# Characterization of weakly convergence of spectral sequences

Let $$C$$ be a chain complex (in any abelian category) and let $$\{F_p\}$$ be a decreasing filtration of $$C$$. It induces a filtration on the homologies of $$C$$, given by $$F_pH=im(H(F_p)\rightarrow H(C)),$$ and a spectral sequence $$E$$ such that $$E^0_p\simeq F_pH/F_{p+1}H.$$

We say that $$E$$ weakly converges to $$H(C)$$ if for all $$n=p+q$$ there are integers $$r,s$$ such that $$0=F_rH_n\subseteq F_{r+1}H_n\subseteq\cdots\subseteq F_{s-1}H_n\subseteq F_sH_n=H_n$$

and $${}^\infty E_{p,q}\simeq F_pH_n/F_{p+1}H_n$$.

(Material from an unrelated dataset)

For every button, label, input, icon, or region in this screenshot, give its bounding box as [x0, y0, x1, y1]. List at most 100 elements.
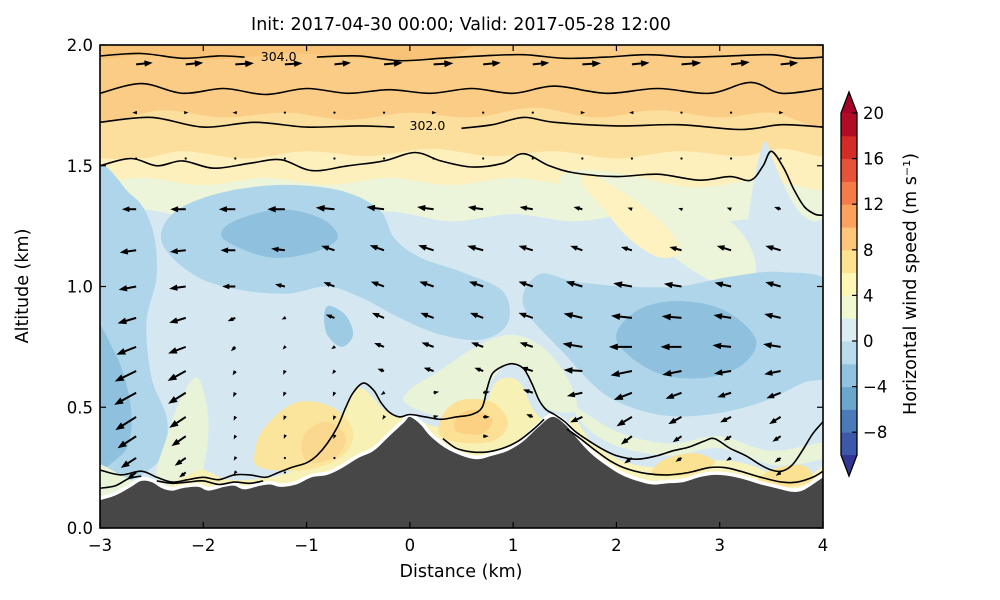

(Actually, in general, this definition not requires that the filtration must be the filtration I said above, but one can check that the filtration in the convergence coincides with $$F_pH=im(H(F_p)\rightarrow H(C))$$.

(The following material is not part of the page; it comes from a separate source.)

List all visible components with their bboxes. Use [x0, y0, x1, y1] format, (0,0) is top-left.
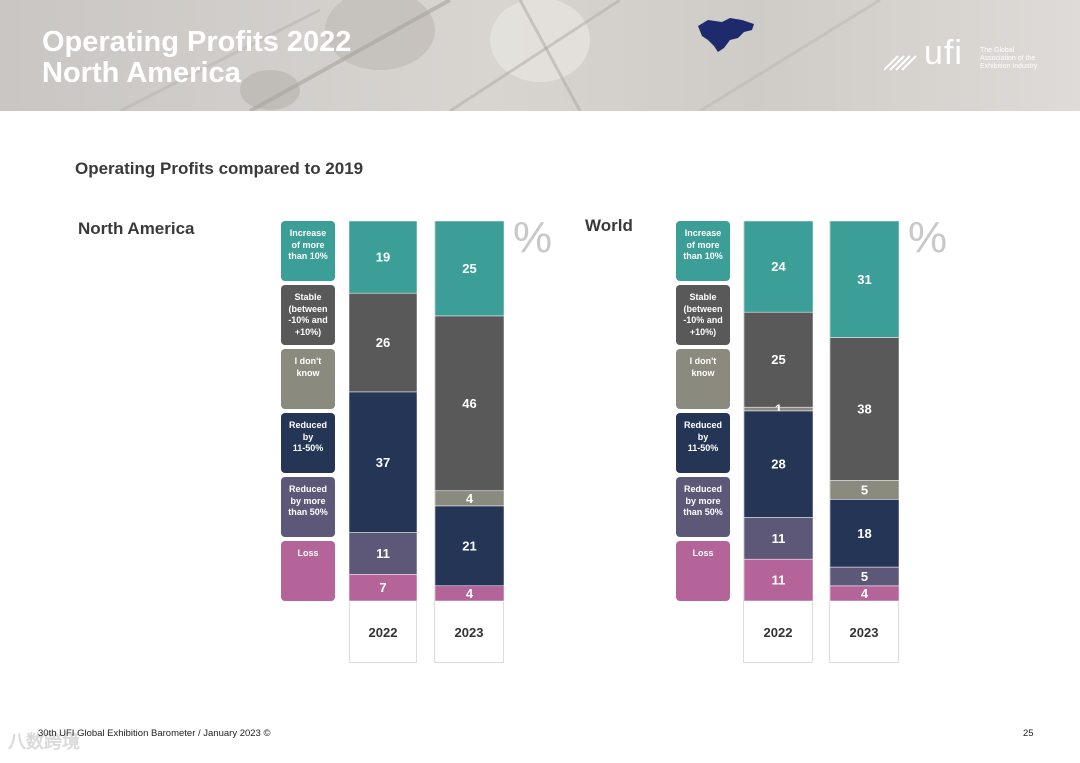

Now, for every $$p$$, consider $$R_p=\cap_r im(H(F_r)\rightarrow H(F_p))$$. Note that there exists an canonical map $$R_{p+1}\rightarrow R_p$$. How to prove that $$E$$ weakly converges to $$H(C)$$ if and only if the maps $$R_{p+1}\rightarrow R_p$$ are injective for all $$p$$?

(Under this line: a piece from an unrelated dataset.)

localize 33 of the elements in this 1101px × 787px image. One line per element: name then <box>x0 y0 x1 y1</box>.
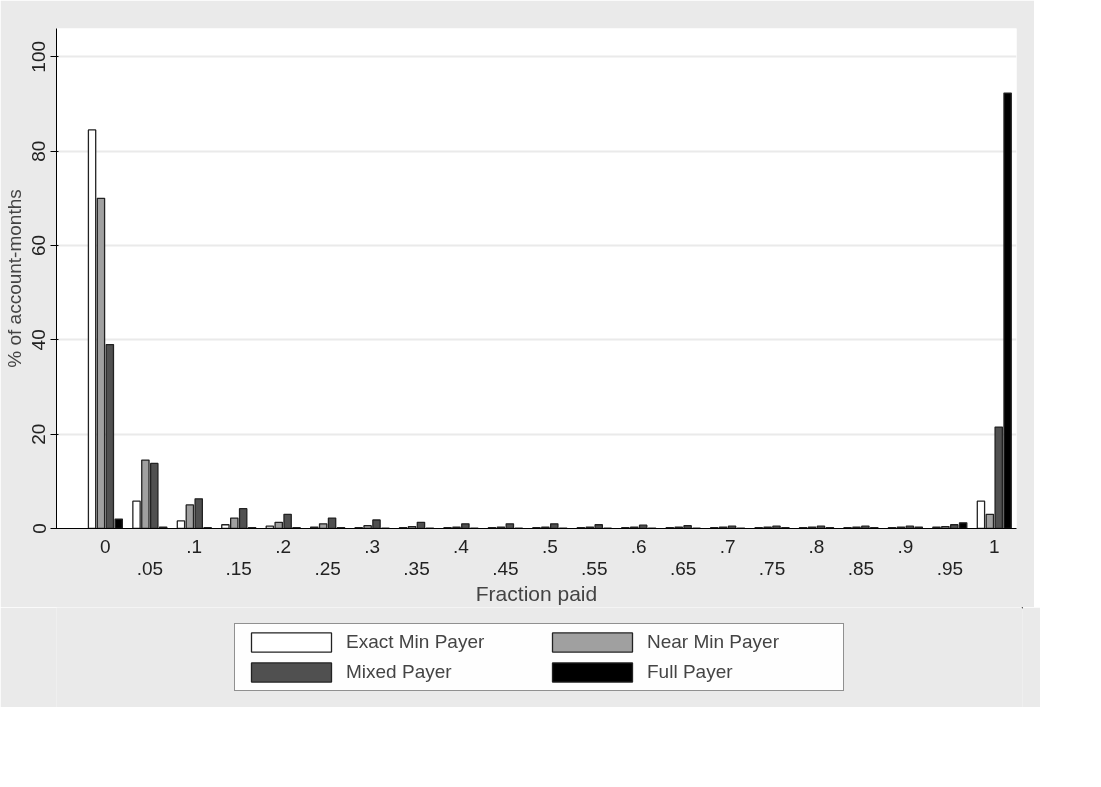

I'm following Weibel's book and his hint is: $$R_p\subseteq Q_p$$ where $$Q_p=\varprojlim^1 A^r_p$$ where $$A^r_p=\{x\in F_p:d(x)\in F_{p+r}\}$$. But apart from not getting this inclusion, I can't prove what I want with it. (There are maps $$Q_{p+1}\rightarrow Q_p$$ such that the equivalence above holds for these ones.)

One the other hand, Cartan & Eilenberg have proven this result in the book "Homological Algebra", but the constrution of the spectral sequence was made in a different way. So I think that "to translate" this prove to my approach is a bigger problem.